Пролетает молниеносная, словно удар ножом, волна. Где рав? Где рав? Где рав? — повторяет шепот.
Новик оглядывается еще раз, но раввина Гохлера нет, откуда же придет помощь его? [135] Но тут в толпе он замечает раввина Иерусалима, престарелого рава Лидера, и ободряется, вытирает пот, усеявший было мелкими каплями его шею, и приглашает нашего учителя и покровителя, главного раввина Иерусалима, гаона рава Лидера. И рав Лидер сокрушается по отобранной мудрости Торы.

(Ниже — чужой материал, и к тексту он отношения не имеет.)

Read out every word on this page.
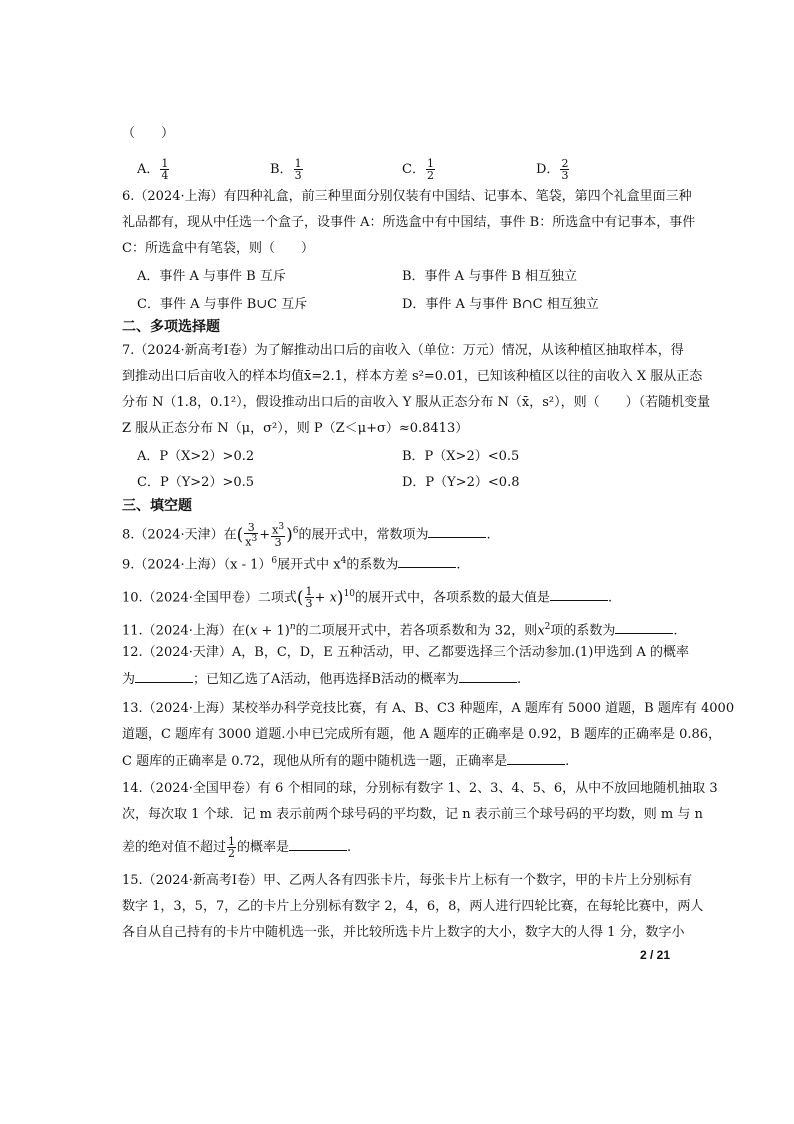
（　　）
A． $\frac{1}{4}$	B． $\frac{1}{3}$	C． $\frac{1}{2}$	D． $\frac{2}{3}$
6.（2024·上海）有四种礼盒，前三种里面分别仅装有中国结、记事本、笔袋，第四个礼盒里面三种
礼品都有，现从中任选一个盒子，设事件 A：所选盒中有中国结，事件 B：所选盒中有记事本，事件
C：所选盒中有笔袋，则（　　）
A．事件 A 与事件 B 互斥	B．事件 A 与事件 B 相互独立
C．事件 A 与事件 B∪C 互斥	D．事件 A 与事件 B∩C 相互独立
二、多项选择题
7.（2024·新高考Ⅰ卷）为了解推动出口后的亩收入（单位：万元）情况，从该种植区抽取样本，得
到推动出口后亩收入的样本均值x̄=2.1，样本方差 s²=0.01，已知该种植区以往的亩收入 X 服从正态
分布 N（1.8，0.1²），假设推动出口后的亩收入 Y 服从正态分布 N（x̄，s²），则（　　）（若随机变量
Z 服从正态分布 N（μ，σ²），则 P（Z＜μ+σ）≈0.8413）
A．P（X>2）>0.2	B．P（X>2）<0.5
C．P（Y>2）>0.5	D．P（Y>2）<0.8
三、填空题
8.（2024·天津）在( $\frac{3}{x^3} + \frac{x^3}{3} )^6$的展开式中，常数项为	.
9.（2024·上海）（x - 1）$^6$展开式中 $x^4$的系数为	.
10.（2024·全国甲卷）二项式( $\frac{1}{3} + x)^{10}$的展开式中，各项系数的最大值是	.
11.（2024·上海）在$(x + 1)^n$的二项展开式中，若各项系数和为 32，则$x^2$项的系数为	.
12.（2024·天津）A，B，C，D，E 五种活动，甲、乙都要选择三个活动参加.(1)甲选到 A 的概率
为	；已知乙选了A活动，他再选择B活动的概率为	.
13.（2024·上海）某校举办科学竞技比赛，有 A、B、C3 种题库，A 题库有 5000 道题，B 题库有 4000
道题，C 题库有 3000 道题.小申已完成所有题，他 A 题库的正确率是 0.92，B 题库的正确率是 0.86，
C 题库的正确率是 0.72，现他从所有的题中随机选一题，正确率是	.
14.（2024·全国甲卷）有 6 个相同的球，分别标有数字 1、2、3、4、5、6，从中不放回地随机抽取 3
次，每次取 1 个球．记 m 表示前两个球号码的平均数，记 n 表示前三个球号码的平均数，则 m 与 n
差的绝对值不超过 $\frac{1}{2}$ 的概率是	.
15.（2024·新高考Ⅰ卷）甲、乙两人各有四张卡片，每张卡片上标有一个数字，甲的卡片上分别标有
数字 1，3，5，7，乙的卡片上分别标有数字 2，4，6，8，两人进行四轮比赛，在每轮比赛中，两人
各自从自己持有的卡片中随机选一张，并比较所选卡片上数字的大小，数字大的人得 1 分，数字小
2 / 21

«Этот цадик, этот вундеркинд, наш реб Идо, покинул нас не по своей вине, а по нашей. Из-за слабостей нашего поколения и грехов одного человека перед другим, — произносит он, и Новик подчеркнуто согласно кивает в поддержку пожилого раввина, чьи плечи все больше сникают в ходе речи, а лицо все сильнее искажается, как от нестерпимой боли. Старый раввин на мгновение замолкает, словно раздумывая, продолжать ли порицать и без того удрученных слушателей. — Ныне все руководствуются импульсами, — дрожащим голосом говорит он, морщит лоб, сдвигает на него большую черную кипу и раскачивается за пюпитром, вынесенным из синагоги на площадь. — У людей нет уважения друг к другу, нет братства и взаимопомощи! Ныне всякий желает видеть неудачу другого, его падение, никого не интересует чужой успех. Нужно укрепиться и сосредоточиться, чтобы совместно восславить душу нашего реб Идо, душу, какой не оказывалось в нашем плотском мире уже много поколений».
Он грузно опирается о пюпитр, прикрывает лицо рукой, подавляет всхлип и завершает свою речь стихом из Писания: «Поглощена будет смерть навеки, и отрет Господь Бог слезы со всех лиц» [136].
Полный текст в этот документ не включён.